The twentieth century
Fig: The newly unveiled monument in 1913?
There is no indication that the original tablet was situated in a small temple and when this was added is unclear although I suspect others will know. Wikipedia has a photograph (above) showing a ceremony in front of the structure substantially as we see it today. This may have marked a rebuilding around part or all the water tank given that the tablet is now fixed to a metallic surface in an appropriate position. Note the rock face still present at track level. The date for this new development can only be judged on the basis of the image labels, 1913 seeming not unlikely given the dress of those present at the ceremony and the photographic equipment to hand. Perhaps an additional incentive behind the redevelopment was the need to remove dilapidated and unsafe old buildings or to close the goods station.
As mentioned previously, the memorial briefly hit the headlines when the (second) tablet was vandalised. While it features occasionally on TV (recently, for example, on Dan Snow's railway history series), it seems to be very difficult to view except from a stationary train.
OpenSim build
Fig: The three suggested locations for the tablet with the temple of 1913 added to the buildings of the 1880s and earlier.

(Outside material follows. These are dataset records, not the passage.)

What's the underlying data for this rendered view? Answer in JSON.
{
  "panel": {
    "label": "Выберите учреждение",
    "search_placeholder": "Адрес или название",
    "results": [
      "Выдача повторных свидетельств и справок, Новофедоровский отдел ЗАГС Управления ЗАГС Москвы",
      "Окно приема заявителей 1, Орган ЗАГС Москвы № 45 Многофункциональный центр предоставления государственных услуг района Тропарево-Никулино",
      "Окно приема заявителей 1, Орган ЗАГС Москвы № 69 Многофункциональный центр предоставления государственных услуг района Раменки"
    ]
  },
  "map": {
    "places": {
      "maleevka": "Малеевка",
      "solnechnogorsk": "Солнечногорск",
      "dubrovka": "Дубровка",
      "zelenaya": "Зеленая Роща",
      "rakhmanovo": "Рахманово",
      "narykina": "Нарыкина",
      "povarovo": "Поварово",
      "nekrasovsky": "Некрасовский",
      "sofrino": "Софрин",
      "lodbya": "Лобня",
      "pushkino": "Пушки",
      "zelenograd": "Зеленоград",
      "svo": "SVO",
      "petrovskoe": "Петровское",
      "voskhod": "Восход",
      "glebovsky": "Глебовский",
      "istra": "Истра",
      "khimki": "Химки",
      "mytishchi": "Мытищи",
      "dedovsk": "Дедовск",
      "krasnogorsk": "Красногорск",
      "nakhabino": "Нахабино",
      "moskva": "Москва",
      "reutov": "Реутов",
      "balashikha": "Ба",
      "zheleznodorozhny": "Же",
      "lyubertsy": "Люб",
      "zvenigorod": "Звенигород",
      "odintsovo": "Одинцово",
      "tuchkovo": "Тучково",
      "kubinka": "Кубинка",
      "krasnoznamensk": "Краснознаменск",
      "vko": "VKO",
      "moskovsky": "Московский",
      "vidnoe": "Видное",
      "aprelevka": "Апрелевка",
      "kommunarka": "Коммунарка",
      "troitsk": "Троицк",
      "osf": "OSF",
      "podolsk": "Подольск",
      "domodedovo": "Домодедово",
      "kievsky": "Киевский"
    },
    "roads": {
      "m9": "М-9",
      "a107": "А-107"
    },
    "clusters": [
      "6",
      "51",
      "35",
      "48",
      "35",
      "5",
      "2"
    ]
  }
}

In the 1880s it is possible that the buildings of the watering station were still present even if no longer used. Maps suggest that the engine shed formerly east of the watering station is now to the west with a possible goods shed occupying its original location. There is an additional building abutting the east flank of the boiler house, presumably the reason for the asymmetric nature of the low brick walls that encompass the contemporary memorial.
The historic context
Huskisson's death cast a shadow over the opening day and understandably dominated coverage in the newspapers. Although permission was reluctantly granted to inter Huskisson's remains in Liverpool (his home was in Chichester), the mausoleum by John Foster Jnr in St James's Cemetery was not finished until 1834. While it doubtless contributed to the public subscription for the mausoleum, the company may have felt it was appropriate to make a gesture of its own in the meantime once the watering station was in place. The provenance of the miniature temple remains obscure and surprisingly unremarked given its more recent origin.